Sunday, the final day of the festival, began with “Entering Zion,” a new film from our friends at ProtestWarrior.com, Kfir Alfia and Alan Lipton. Alfia and Lipton document their yearly visit to Israel to see family, giving us a rarely seen view of modern Israel, from nightclubs in Tel Aviv to the Gaza Strip to the Wailing Wall. Unlike the footage of mayhem and chaos broadcast daily by the 24-hour news stations, “Entering Zion” provides perspective on what life is really like in Israel, minus the terrorism and devastation caused by its neighboring countries.
OBSESSION: RADICAL ISLAM'S WAR AGAINST THE WEST
Winner of the Liberty Film Festival Best Feature Film prize, “Obsession: Radical Islam’s War Against the West,” directed by Wayne Kopping, shocked the audience with its carefully constructed, objective, and fact-based examination of radical Islam today – what it is, how it affects us, and why it is working. (www.obsessionthemovie.com) “Powerful” would be an understatement in describing the impact of this film. Many of us doubt or misunderstand America’s rationale for the War on Terror and our presence in Iraq. “Obsession” will open the eyes of any naysayer to the ominous threat facing our civilization. The film includes testimony from a former PLO terrorist, university professors, and a former youth commander for the Nazi regime. Shocking footage from Arabic TV from different parts of the globe shows Muslim clerics publicly denouncing the West and challenging their people to rise up and fight in Jihad. “Obsession” goes further to show that the hate for the Western world is more than simply hate for Jews or Israel, but that it is a deeply rooted aspect of Muslim culture in certain countries. Frightening and sad clips from Palestinian schools show the indoctrination of hate into children from the moment they can speak. Newsreels from September 11, 2001 show people in Middle-Eastern countries dancing and cheering in the streets after the two towers fell.

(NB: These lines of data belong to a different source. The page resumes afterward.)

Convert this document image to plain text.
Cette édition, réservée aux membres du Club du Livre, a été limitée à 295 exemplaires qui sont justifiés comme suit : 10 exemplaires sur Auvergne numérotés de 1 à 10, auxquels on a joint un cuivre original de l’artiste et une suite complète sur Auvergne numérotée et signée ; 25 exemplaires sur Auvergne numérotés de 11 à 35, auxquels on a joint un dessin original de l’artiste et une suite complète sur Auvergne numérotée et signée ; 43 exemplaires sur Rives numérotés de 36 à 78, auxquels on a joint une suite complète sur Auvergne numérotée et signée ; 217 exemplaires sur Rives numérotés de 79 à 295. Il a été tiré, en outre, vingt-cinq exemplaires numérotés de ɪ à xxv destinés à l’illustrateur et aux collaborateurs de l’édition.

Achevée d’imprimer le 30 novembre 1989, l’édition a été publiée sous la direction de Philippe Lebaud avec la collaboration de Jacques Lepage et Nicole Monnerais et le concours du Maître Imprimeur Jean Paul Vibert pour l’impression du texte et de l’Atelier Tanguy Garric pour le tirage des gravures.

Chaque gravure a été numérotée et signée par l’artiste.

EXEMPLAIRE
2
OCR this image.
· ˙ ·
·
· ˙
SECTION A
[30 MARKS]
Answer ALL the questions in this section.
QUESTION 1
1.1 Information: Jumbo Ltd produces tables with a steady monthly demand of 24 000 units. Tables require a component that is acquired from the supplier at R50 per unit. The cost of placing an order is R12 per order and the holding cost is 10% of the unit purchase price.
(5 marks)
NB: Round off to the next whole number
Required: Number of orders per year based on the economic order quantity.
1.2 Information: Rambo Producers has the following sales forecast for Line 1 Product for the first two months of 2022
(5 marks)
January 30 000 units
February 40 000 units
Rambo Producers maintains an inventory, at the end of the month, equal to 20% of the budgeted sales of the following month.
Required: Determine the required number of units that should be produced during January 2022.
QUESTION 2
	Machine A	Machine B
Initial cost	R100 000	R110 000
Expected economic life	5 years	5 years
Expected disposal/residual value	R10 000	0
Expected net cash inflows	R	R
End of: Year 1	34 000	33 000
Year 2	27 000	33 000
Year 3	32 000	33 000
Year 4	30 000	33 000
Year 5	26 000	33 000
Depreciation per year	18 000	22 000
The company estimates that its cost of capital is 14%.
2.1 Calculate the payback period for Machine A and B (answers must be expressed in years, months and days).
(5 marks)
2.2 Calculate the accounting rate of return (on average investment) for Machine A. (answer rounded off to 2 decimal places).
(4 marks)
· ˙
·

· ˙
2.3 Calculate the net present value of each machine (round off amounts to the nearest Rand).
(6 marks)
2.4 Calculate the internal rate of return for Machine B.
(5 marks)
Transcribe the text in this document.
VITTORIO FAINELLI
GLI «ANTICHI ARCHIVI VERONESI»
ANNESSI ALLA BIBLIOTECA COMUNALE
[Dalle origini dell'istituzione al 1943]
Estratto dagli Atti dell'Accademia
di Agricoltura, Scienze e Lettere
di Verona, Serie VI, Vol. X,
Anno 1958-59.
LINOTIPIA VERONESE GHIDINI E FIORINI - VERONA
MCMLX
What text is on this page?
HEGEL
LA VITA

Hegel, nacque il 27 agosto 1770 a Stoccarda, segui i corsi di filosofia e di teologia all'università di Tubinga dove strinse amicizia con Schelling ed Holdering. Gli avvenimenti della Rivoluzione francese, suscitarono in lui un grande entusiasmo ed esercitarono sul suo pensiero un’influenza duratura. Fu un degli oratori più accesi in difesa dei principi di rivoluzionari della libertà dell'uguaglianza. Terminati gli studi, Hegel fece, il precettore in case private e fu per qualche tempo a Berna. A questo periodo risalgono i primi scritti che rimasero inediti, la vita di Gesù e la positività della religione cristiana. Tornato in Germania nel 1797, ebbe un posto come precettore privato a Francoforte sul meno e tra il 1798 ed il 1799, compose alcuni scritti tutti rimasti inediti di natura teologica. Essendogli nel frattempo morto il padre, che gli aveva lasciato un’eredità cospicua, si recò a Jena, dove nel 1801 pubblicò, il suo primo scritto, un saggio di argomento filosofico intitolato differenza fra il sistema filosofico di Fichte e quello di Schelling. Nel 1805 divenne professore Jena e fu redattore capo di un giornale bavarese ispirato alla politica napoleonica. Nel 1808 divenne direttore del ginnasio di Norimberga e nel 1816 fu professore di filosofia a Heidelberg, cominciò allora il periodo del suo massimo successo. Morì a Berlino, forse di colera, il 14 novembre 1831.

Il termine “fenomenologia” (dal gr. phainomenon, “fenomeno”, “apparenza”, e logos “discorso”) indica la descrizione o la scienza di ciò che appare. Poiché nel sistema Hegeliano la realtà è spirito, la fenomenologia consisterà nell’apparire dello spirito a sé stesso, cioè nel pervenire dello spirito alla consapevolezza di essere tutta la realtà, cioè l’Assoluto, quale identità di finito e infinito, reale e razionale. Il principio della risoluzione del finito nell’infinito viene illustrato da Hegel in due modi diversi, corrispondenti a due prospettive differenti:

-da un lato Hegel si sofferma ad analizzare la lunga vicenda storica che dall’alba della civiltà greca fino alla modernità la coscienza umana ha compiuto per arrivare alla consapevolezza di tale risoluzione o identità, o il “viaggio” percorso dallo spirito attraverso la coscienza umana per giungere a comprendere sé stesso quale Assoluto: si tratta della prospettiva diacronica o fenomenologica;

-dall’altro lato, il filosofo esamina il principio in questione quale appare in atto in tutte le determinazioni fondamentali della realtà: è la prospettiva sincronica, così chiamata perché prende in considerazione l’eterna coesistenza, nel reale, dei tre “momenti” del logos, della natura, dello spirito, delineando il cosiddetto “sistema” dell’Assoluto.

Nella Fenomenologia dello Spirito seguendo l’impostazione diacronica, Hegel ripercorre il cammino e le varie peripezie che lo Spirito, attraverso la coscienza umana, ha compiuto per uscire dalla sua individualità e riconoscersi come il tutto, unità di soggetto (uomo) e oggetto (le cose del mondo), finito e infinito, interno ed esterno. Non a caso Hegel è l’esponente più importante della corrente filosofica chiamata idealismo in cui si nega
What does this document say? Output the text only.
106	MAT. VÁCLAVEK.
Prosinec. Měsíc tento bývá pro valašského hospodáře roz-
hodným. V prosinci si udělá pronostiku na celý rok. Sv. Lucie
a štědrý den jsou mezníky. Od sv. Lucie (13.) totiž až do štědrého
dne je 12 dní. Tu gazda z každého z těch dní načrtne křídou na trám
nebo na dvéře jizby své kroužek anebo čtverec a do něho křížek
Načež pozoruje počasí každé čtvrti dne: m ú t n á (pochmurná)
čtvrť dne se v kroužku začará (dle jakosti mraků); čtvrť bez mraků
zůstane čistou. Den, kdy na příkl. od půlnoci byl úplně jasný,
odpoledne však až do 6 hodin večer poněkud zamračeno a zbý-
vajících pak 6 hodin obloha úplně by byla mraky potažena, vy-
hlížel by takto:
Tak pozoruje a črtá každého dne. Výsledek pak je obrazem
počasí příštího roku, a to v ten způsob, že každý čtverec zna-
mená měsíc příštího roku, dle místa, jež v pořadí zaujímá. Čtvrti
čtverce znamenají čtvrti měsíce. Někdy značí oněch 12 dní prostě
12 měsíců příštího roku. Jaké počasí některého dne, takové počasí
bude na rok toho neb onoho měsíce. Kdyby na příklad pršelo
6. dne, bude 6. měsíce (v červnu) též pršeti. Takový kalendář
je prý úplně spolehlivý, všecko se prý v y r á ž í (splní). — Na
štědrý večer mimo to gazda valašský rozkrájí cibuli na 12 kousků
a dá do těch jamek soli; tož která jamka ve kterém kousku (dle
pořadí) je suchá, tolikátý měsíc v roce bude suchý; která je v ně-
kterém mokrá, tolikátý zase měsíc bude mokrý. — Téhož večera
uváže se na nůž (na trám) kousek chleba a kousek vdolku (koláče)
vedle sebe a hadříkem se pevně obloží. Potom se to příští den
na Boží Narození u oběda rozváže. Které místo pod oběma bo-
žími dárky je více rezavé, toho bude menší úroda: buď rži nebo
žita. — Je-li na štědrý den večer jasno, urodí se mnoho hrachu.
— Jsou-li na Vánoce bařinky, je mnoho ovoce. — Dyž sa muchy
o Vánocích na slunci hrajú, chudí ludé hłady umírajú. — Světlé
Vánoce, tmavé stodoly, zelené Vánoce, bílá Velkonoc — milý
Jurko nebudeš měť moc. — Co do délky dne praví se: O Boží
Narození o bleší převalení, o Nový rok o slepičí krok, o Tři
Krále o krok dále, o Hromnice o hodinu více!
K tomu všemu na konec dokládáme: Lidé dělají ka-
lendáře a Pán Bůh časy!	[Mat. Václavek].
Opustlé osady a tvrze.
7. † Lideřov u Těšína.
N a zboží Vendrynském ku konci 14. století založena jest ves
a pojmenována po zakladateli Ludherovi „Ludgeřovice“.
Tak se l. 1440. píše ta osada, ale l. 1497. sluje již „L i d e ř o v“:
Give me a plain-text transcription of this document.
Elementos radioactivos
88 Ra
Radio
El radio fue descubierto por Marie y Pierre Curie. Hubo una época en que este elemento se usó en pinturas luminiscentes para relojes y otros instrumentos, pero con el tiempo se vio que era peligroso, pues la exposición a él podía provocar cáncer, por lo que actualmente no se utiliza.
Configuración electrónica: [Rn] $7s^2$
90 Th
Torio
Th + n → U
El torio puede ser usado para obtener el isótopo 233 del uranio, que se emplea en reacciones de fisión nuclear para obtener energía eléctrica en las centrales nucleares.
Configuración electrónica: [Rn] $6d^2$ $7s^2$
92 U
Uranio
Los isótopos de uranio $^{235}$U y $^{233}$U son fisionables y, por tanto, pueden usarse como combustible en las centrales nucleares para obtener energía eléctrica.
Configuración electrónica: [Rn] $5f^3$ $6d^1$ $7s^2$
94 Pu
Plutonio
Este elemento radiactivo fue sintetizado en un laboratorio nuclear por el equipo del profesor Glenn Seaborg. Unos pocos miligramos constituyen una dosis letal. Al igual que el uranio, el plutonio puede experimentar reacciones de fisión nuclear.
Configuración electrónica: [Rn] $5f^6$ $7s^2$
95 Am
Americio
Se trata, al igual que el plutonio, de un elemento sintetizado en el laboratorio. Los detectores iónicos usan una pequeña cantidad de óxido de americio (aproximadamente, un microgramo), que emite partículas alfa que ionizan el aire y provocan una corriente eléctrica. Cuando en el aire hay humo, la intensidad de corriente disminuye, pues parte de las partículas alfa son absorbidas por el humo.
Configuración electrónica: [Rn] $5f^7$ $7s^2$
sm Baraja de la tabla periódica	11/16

One of the most captivating and little known facts in the film is the connection between Nazism and Radical Islam as we know it today. “Obsession” investigates the 1941 meeting between Adolf Hitler and the Grand Mufti of Jerusalem, Haj Amin al-Husseini. During this clandestine conclave, Hitler tells al-Husseini to “lock away in his heart” the true motivations behind the supposed secular Nazi movement: the total annihilation of the Jews. This demonstrated the willingness of Islamo-facists to rally with their own enemies around a common cause. The film went on to draw a parallel between Muslim propaganda against the West and the tactics implemented by Joseph Goebbles during Hitler’s rein in WWII. What results is an undeniable case that Islamo-fascism is merely a different face of the same kind of enemy America was fighting 60 years ago in Europe.
ROBOTECH/GRACE BEFORE MEALS/WE THE LIVING
Up next was a preview of new “Robotech,” footage form an upcoming anime film, and “Grace Before Meals,” a TV pilot directed by Chris Beutler about a Catholic priest who visits families to show them how to strengthen their bonds through cooking. The Festival closed with a 100th Birthday tribute screening to author Ayn Rand with the film “We the Living,” directed by Goffredo Alessandrini.
An amazing aura of optimism and hope surrounded the Liberty Film Festival this year. Writers, directors, and movie-lovers alike, who share un-welcomed view of the world and how it is represented on the big screen today, found an open arena of thought and discussion in the center of liberal Hollywood. While a drastic slant toward more conservative-based filmmaking isn’t going to happen in the studios anytime soon, the LFF is showing us that the market for these films exists and the digital revolution, which puts filmmaking at the fingertips of any artist, is what will bring them to the public.